Factors Determining Increase in HDB and URA Car Park Charges
Ministry of National DevelopmentSpeakers
Summary
This question concerns the basis for increasing Housing and Development Board (HDB) and Urban Redevelopment Authority (URA) car park charges, as raised by Mr Lim Biow Chuan. Minister for National Development Lawrence Wong responded that charges must cover the full cost of building and maintaining car parks to prevent non-car owners from subsidising owners. He explained that costs have risen by 40% since 2002 due to construction overheads, new facilities like lifts, and maintenance for ageing infrastructure. Minister Lawrence Wong noted that without revisions, HDB faces a $100 million annual deficit, making these adjustments necessary to ensure long-term fiscal sustainability. The policy introduces differentiated rates for first and subsequent cars, supporting the national goal of becoming a "car-lite" society.
Transcript
23 Mr Lim Biow Chuan asked the Minister for National Development what is the basis for deciding to increase the car park charges for HDB and URA car parks.
Mr Lawrence Wong: Our key principle is that car owners should bear the full cost of ownership and usage of cars. This includes the cost of parking cars. Hence, parking charges in our Housing and Development Board (HDB) estates are sized to cover the cost of building, operating and maintaining residential car parks. It would not be equitable for the government to subsidise the cost of parking, as this would mean that non-car owners are subsidising car owners. Today, about three in 10 HDB households own cars, that is, the majority of our residents do not own cars1.
While car park charges have remained constant for the last 14 years, costs have increased over this same period. Since 2002, core-inflation has risen by about 30%. The total costs of building, operating and maintaining HDB residential car parks have increased even more, by a total of about 40%.
The main increase in cost is due to: (a) rising overheads in the construction industry; (b) more capital expenditures in new and existing HDB car parks, such as lifts and roof-shelters at multi-storey car parks; and (c) additional repair works required to maintain an increasing number of ageing car parks.
Therefore, while HDB has largely been able to achieve cost recovery for its residential car parks in the past, this will not be the case going forward. From 2002 to 2015, HDB managed an average annual surplus of 4% of its average income, or $19 million, in its car park activity. But the fiscal position is worsening sharply. Without the revisions to car park charges, HDB expects to incur a deficit of 13% of average income, or $80 million this year. From next year till at least 2020, a deficit of around $100 million is projected every year. In fact, HDB expects to continue running a small deficit in the coming years, even with this latest increase in fees.
Most of the Urban Redevelopment Authority's (URA's) car parks are in the city centre and the parking charges are set higher than HDB car parks in order to appropriately manage parking demand. Despite this, without the fee revision, URA also expects to incur a deficit in its car park activity in the coming years. Hence, from a cost recovery point of view, adjustments have to be made to both HDB and URA car park charges.

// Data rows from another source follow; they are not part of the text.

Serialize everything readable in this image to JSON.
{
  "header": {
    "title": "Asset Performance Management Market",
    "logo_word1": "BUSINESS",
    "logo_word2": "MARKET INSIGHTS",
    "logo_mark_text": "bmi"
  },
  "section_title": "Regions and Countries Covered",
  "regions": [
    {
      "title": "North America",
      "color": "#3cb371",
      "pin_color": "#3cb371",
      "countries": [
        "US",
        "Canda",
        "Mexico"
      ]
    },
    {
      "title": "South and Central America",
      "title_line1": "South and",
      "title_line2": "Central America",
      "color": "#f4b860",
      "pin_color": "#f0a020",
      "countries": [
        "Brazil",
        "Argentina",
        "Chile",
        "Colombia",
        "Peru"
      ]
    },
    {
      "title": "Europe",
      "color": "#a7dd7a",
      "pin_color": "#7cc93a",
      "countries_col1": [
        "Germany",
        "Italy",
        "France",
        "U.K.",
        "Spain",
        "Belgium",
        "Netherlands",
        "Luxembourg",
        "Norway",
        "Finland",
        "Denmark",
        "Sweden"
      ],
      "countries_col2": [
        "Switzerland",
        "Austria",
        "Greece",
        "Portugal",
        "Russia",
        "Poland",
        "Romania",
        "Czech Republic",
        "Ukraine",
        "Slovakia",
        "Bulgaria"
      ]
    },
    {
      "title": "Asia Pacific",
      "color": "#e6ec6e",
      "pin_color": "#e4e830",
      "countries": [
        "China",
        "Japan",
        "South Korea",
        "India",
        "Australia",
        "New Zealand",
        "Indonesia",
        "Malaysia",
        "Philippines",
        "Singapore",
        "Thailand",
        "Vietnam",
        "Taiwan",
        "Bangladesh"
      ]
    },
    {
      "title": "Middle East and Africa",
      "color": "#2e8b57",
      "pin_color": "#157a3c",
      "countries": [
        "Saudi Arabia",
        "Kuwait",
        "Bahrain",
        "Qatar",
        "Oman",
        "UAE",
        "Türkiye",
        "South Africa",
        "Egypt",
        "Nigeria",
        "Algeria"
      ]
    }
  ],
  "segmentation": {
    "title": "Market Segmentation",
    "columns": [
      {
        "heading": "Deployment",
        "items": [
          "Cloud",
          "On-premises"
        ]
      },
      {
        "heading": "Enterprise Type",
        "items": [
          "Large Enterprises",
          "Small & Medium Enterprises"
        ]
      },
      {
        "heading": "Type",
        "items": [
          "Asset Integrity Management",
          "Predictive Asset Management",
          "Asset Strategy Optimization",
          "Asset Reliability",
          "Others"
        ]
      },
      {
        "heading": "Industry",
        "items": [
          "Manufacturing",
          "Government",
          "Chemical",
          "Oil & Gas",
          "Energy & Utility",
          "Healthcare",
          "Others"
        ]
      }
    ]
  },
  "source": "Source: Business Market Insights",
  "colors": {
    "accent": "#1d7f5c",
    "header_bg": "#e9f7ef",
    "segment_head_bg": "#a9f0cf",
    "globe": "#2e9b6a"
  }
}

In reviewing the parking rates, we have also differentiated the HDB season parking charges such that residents pay a lower season parking rate for their first car. Season parking rates for subsequent cars, or non-residents who use HDB car parks, are set at a higher charge to reflect the full cost recovery rate. While the revised parking charges will result in higher costs for car owners, it is necessary to do so to cover the costs of building, operating and maintaining car parks. It is only fair for car owners to cover these costs, because the alternative is for non-car owners to subsidise car owners. Right-pricing our parking rates is also in line with our aim to be a more "car-lite" society.